It’s 1 January 2021. Dozing in bed, floating in that warm & fuzzy limbo between dreams and reality, and that’s where it hits him. That lightbulb moment. (At last!) He sits bolt-upright in bed, punches the air and shouts: “You know what, honey, I’m gonna start a papermill!”.
She snorts awake; reluctantly conscious. Oh no. Not again. Not another hare-brained scheme…
“…and, by the end of next year, we’ll publish 20,000 fake papers!”. He rushes to his Rolodex in a flurry of excitement. Dust spews out centrifugally. “I’ll call Jeff first. He’s always up for a laugh. Maybe he’ll buy a fake paper from my mill… He’s a good lad.”
“Darling…it…” she says, cautiously, careful not to patronise.
“If I’m super-quick, I can start writing before lunch!”
“Sweetie…it doesn’t…” she puts a soothing hand on his shoulder. How should she put this?
“Oh! And maybe Jeff will tell his friends! And they’ll tell their friends and they’ll…”.
She whispers gently into his ear: “Honey… it doesn’t scale!”
… And the lightbulb goes out.
But it’s not another hare-brained scheme, is it? Because it actually happened.
Here’s a question. Look at the Hindawi retractions…
When the papermills started hitting these journals suddenly, what caused that? Did someone wake up on 1 January 2021 and start papermilling? It isn’t possible.
There is no way that anyone was able to start something that grew in demand and productivity at the rate that we are seeing there.
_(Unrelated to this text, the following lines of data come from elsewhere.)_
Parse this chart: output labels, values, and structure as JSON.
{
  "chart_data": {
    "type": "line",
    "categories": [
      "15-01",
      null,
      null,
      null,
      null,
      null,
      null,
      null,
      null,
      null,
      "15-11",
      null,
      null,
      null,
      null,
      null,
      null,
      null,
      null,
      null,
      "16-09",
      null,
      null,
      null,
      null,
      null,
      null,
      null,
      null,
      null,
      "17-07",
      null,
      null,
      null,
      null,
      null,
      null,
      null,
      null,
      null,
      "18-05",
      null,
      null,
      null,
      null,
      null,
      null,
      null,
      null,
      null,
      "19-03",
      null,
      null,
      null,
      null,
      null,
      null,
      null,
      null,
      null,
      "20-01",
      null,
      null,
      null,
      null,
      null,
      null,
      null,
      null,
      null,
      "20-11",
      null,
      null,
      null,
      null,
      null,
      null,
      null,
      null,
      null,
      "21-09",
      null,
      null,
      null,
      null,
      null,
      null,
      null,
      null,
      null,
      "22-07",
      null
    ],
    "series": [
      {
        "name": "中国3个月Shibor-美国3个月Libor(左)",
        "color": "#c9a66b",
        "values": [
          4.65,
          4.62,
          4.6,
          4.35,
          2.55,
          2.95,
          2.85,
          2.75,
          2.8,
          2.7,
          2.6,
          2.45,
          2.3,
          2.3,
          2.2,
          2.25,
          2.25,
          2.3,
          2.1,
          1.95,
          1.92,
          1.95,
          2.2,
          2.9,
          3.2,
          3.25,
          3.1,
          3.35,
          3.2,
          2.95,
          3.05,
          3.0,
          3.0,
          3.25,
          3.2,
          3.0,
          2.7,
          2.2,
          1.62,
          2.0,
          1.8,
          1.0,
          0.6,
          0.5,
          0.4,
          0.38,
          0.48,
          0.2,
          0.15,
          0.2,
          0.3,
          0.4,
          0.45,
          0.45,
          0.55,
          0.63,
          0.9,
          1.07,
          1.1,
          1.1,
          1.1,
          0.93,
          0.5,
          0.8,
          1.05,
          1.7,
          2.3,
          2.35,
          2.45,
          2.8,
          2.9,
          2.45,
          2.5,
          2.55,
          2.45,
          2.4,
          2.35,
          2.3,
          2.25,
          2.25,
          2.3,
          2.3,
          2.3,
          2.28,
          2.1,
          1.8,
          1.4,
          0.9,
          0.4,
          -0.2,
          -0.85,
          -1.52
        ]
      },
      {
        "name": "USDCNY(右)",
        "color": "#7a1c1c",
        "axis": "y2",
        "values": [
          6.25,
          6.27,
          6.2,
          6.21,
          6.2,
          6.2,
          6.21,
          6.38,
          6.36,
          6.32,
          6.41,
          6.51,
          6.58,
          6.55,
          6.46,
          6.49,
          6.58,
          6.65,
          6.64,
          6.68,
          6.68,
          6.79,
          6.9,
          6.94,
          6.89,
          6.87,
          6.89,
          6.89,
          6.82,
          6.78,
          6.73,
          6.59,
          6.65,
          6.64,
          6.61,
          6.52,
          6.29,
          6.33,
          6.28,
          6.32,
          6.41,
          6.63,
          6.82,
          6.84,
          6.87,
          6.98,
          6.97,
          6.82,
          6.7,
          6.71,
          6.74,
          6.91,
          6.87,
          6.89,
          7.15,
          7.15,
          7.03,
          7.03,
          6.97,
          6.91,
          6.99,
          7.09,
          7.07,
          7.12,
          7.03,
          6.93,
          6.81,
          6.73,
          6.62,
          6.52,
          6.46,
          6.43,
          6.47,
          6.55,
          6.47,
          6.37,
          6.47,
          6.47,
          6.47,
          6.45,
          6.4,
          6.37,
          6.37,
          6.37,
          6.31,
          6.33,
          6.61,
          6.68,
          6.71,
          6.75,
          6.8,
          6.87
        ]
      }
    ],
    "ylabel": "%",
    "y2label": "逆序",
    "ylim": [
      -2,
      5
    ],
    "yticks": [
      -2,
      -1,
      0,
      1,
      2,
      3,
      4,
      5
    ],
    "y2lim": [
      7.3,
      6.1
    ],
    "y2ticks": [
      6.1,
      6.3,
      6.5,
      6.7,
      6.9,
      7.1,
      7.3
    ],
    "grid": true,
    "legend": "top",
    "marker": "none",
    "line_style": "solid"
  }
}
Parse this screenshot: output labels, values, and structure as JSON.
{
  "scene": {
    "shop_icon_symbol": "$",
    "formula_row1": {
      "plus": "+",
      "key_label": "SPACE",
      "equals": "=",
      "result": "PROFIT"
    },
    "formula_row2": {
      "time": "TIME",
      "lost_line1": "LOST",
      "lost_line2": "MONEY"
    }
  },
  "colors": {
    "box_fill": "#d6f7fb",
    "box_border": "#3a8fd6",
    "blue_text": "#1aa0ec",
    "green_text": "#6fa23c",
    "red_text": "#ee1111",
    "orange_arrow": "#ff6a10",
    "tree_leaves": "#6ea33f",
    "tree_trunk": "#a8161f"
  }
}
So what are we seeing?
- We are seeing a process of production that was already fully developed and operating at scale before it came to Hindawi in 2021.
- A market for fake research papers that was very well established. A huge number of people were already queued up for that service on 1 January 2021. At this scale, it’s cultural. If you want a new line on your research CV, paying for it is an accepted practice. It’s what you do.
- We are seeing the tip of the iceberg. Hindawi was just one of many targets of many mills between 2021 and 2022. (Indeed, that’s what our data suggests, too.)
Papermilling is not a hare-brained scheme: it’s a mature industry operating at scale.
One of the interesting things that mills do is publish boring papers. Before mills, every news piece about research fraud was about too-good-to-be-true science which turned out to be exactly that. A big fake discovery in a glam journal. On the flip-side, the mills were able to hide in plain sight by publishing boring papers — only faking results that sounded plausible, but which no one could be bothered to check. We are now at a stage where the fraud is so big, it has become impossible to hide and impossible to ignore.
Here are the journals by red-alert count for 2023**.
Hopefully this illustrates something: they’ve become victims of their own success. Scale has become a liability.
Given a large journal that will accept their papers, the mills can scale by constantly targeting that journal. But when the opportunity is gone (e.g. if a publisher shuts down that journal), then the mills have to find new targets. They will keep hitting everyone, but they will need to find new targets that allow them to continue to operate at scale.
APPENDIX — Data notes
- This isn’t strictly ‘the’ Papermill Alarm. I set things up differently for the analysis that this image comes from. E.g. we are ignoring ‘orange’ alerts and I’ve also left out a few analytical pipelines for the sake of simplicity. The result is, as with previous analyses, that we are looking at lower-bounds.
- I’ve colour-coded the journals somewhat arbitrarily. The top 0.5% are red, the next 0.5% are orange and the remaining 99% are green. It isn’t clear from the image, but almost all of the data is green.
- (On the subject of outliers, I know what some of you are thinking and the answer is ‘no’. The image is intended to be anonymous.)
- There’s a lot more nuance once we add some more analytical pipelines and the really interesting parts of this are ‘in the weeds’. If we zoom in on the data, we see a lot more. But let’s save that for another day.